爲什麼使用vip
在Oracle RAC環境下爲什麼必須要使用VIP地址呢?簡而言之,這是因爲TCP超時。下面對此進行詳細討論。
無論相信與否,TCP超時對現實應用程序的可用性起到了巨大的作用。當Oracle RAC環境中的節點關閉時,客戶端將可能無法獲知節點停機。如果客戶端連接使用的是TNS別名,或所連接的服務可連接到多個節點,客戶端將在不知情的情況下首先嚐試與停機的節點連接。這本身並不是問題,因爲在列表中有多個地址,如表1,
racdb_cl = (DESCRIPTION = (ADDRESS = (PROTOCOL = TCP)(HOST = 192.168.10.22)(PORT = 1521)) (ADDRESS = (PROTOCOL = TCP)(HOST = 192.168.10.23)(PORT = 1521)) (LOAD_BALANCE = yes) (CONNECT_DATA = (SERVER = DEDICATED) (SERVICE_NAME = racdb) ) ) |
表1
當客戶端未接收到列表中的第一個地址的響應時,將嘗試下一個地址,直至成功。問題在於嘗試連接列表中下一個地址之前的等待時間。
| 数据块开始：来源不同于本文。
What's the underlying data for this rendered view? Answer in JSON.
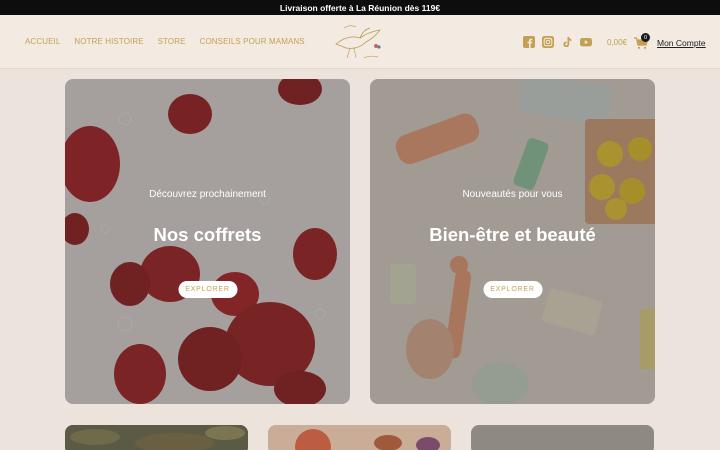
{
  "topbar": {
    "text": "Livraison offerte à La Réunion dès 119€"
  },
  "nav": {
    "items": [
      {
        "label": "ACCUEIL"
      },
      {
        "label": "NOTRE HISTOIRE"
      },
      {
        "label": "STORE"
      },
      {
        "label": "CONSEILS POUR MAMANS"
      }
    ]
  },
  "logo": {
    "text": "Cigogne Australe"
  },
  "social": {
    "icons": [
      "facebook-icon",
      "instagram-icon",
      "tiktok-icon",
      "youtube-icon"
    ]
  },
  "cart": {
    "amount": "0,00€",
    "count": "0"
  },
  "account": {
    "label": "Mon Compte"
  },
  "cards": [
    {
      "subtitle": "Découvrez prochainement",
      "title": "Nos coffrets",
      "button": "EXPLORER"
    },
    {
      "subtitle": "Nouveautés pour vous",
      "title": "Bien-être et beauté",
      "button": "EXPLORER"
    }
  ],
  "colors": {
    "accent": "#c4a052",
    "topbar": "#0d0d0d",
    "header": "#f3ebe1",
    "page": "#ece4dc"
  }
}
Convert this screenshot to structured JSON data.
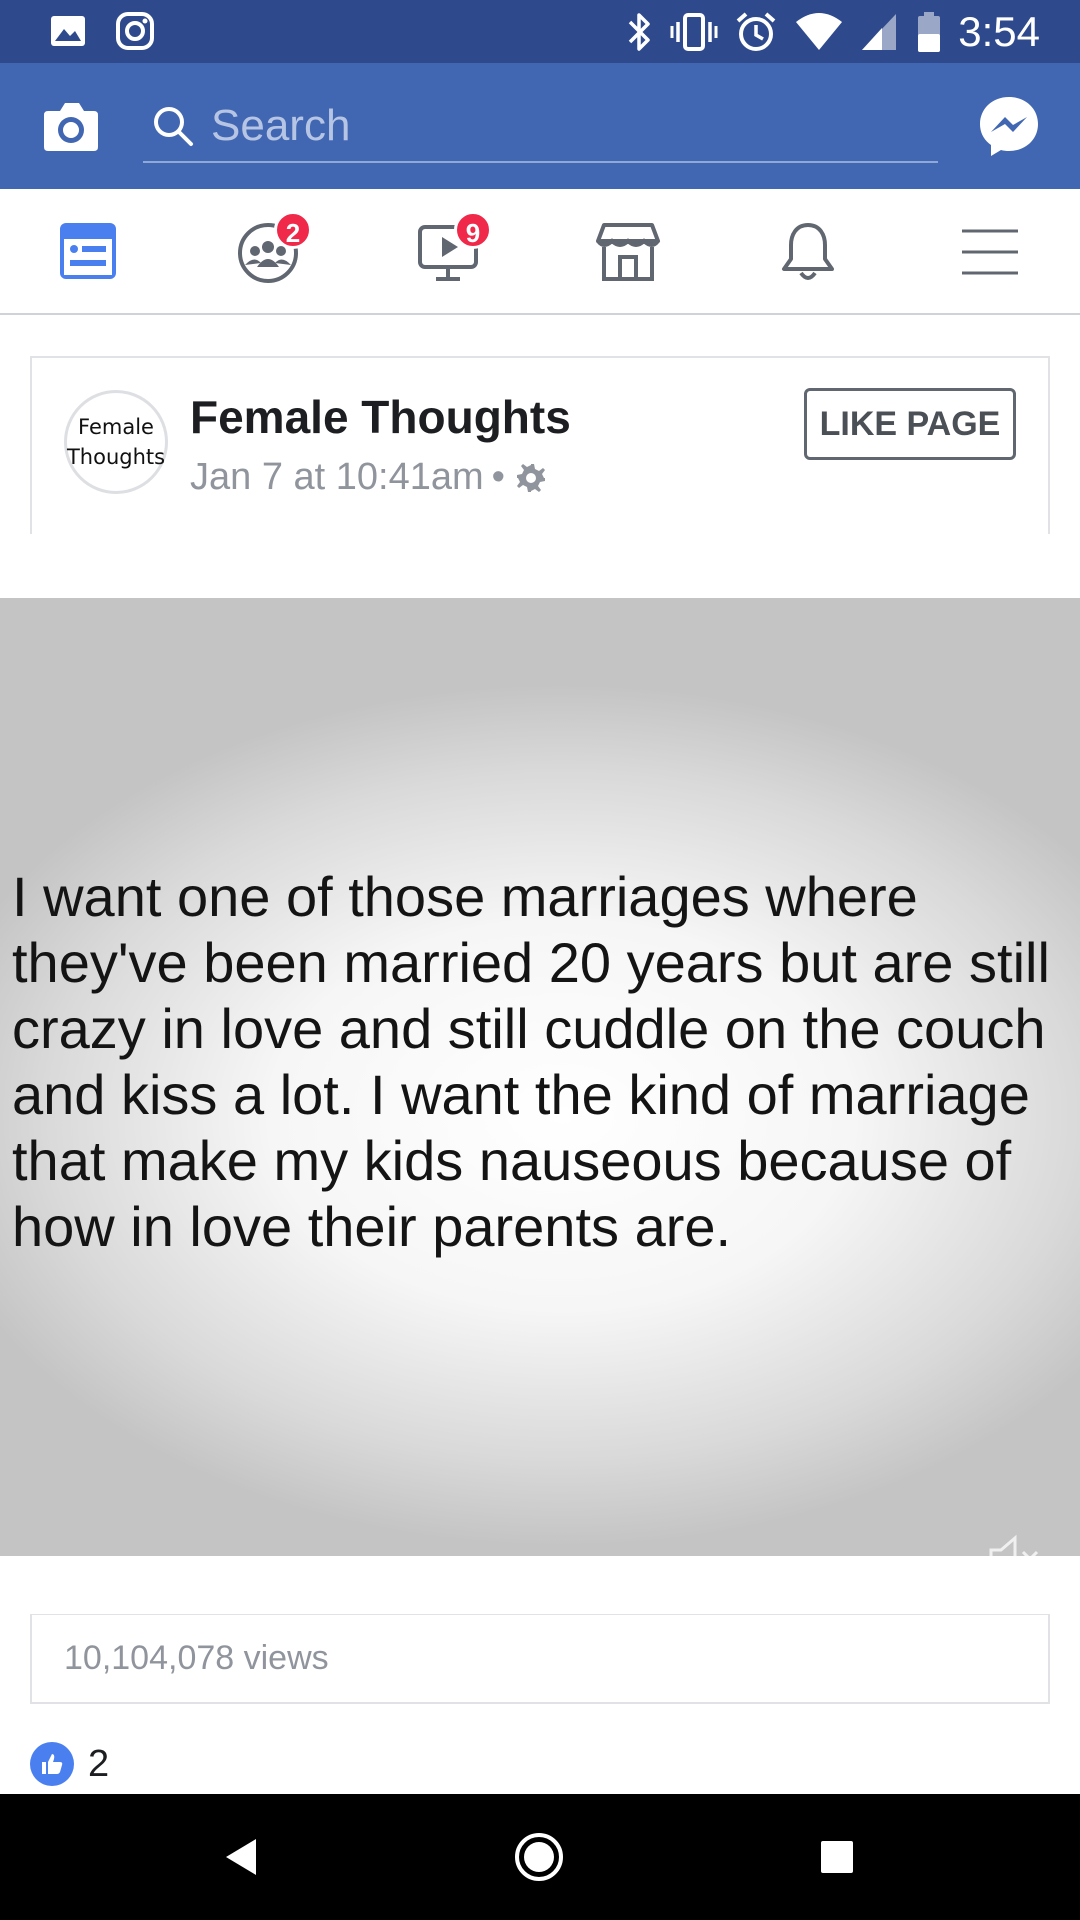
{
  "status_bar": {
    "time": "3:54",
    "icons": [
      "gallery-icon",
      "instagram-icon",
      "bluetooth-icon",
      "vibrate-icon",
      "alarm-icon",
      "wifi-icon",
      "signal-icon",
      "battery-icon"
    ]
  },
  "topbar": {
    "search_placeholder": "Search",
    "colors": {
      "background": "#4267b2",
      "status_bar": "#2f4a8c"
    }
  },
  "navtabs": {
    "items": [
      {
        "name": "news-feed",
        "icon": "news-feed-icon",
        "badge": ""
      },
      {
        "name": "groups",
        "icon": "groups-icon",
        "badge": "2"
      },
      {
        "name": "watch",
        "icon": "watch-icon",
        "badge": "9"
      },
      {
        "name": "marketplace",
        "icon": "marketplace-icon",
        "badge": ""
      },
      {
        "name": "notifications",
        "icon": "bell-icon",
        "badge": ""
      },
      {
        "name": "menu",
        "icon": "hamburger-icon",
        "badge": ""
      }
    ],
    "active_color": "#4a7ff0"
  },
  "post": {
    "avatar_line1": "Female",
    "avatar_line2": "Thoughts",
    "page_name": "Female Thoughts",
    "timestamp": "Jan 7 at 10:41am",
    "separator": "•",
    "like_page_label": "LIKE PAGE"
  },
  "video": {
    "text": "I want one of those marriages where they've been married 20 years but are still crazy in love and still cuddle on the couch and kiss a lot. I want the kind of marriage that make my kids nauseous because of how in love their parents are."
  },
  "stats": {
    "views": "10,104,078 views",
    "reaction_count": "2"
  }
}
比如在表1中列出的地址列表中包含兩個IP地址,分別是192.168.10.22 和 192.168.10.23,當客戶端使用TNS別名racdb_cl (表1中的連接字符)的時候,首先應該去嘗試192.168.10.22。當服務器192.168.10.22沒有響應時,客戶端將會嘗試192.168.10.23,那麼客戶端將要等192.168.10.22多長時間呢?可能不同的環境有不同的情況,下面通過Linux環境爲服務器,Windows爲客戶端來進行模擬。
| 客戶端 | 服務器 | |
操作系統 | Windows 7 | RHEL5u8 | |
IP地址 | 192.168.10.254 | 192.168.10.22 | rac1 |
192.168.10.23 | rac2 | ||
庫名 | - | racdb | |
TNS別名 | racdb_cl | - |
1 在服務端查看各個資源
$ crs_stat -t
Name Type Target State Host
------------------------------------------------------------
ora....SM1.asm application ONLINE ONLINE rac1
ora....C1.lsnr application ONLINE ONLINE rac1
ora....C1.lsnr application ONLINE ONLINE rac1
ora.rac1.gsd application ONLINE ONLINE rac1
ora.rac1.ons application ONLINE ONLINE rac1
ora.rac1.vip application ONLINE ONLINE rac1
ora....SM2.asm application ONLINE ONLINE rac2
ora....C2.lsnr application ONLINE ONLINE rac2
ora....C2.lsnr application ONLINE ONLINE rac2
ora.rac2.gsd application ONLINE ONLINE rac2
ora.rac2.ons application ONLINE ONLINE rac2
ora.rac2.vip application ONLINE ONLINE rac2
ora.racdb.db application ONLINE ONLINE rac1
ora.....rac.cs application ONLINE ONLINE rac1
ora....db1.srv application ONLINE ONLINE rac1
ora....b1.inst application ONLINE ONLINE rac1
ora....b2.inst application ONLINE ONLINE rac2
2 在節點1上查看監聽
$ lsnrctl status
LSNRCTL for Linux: Version 10.2.0.1.0 - Production on 17-JUN-2014 06:26:40
Copyright (c) 1991, 2005, Oracle. All rights reserved.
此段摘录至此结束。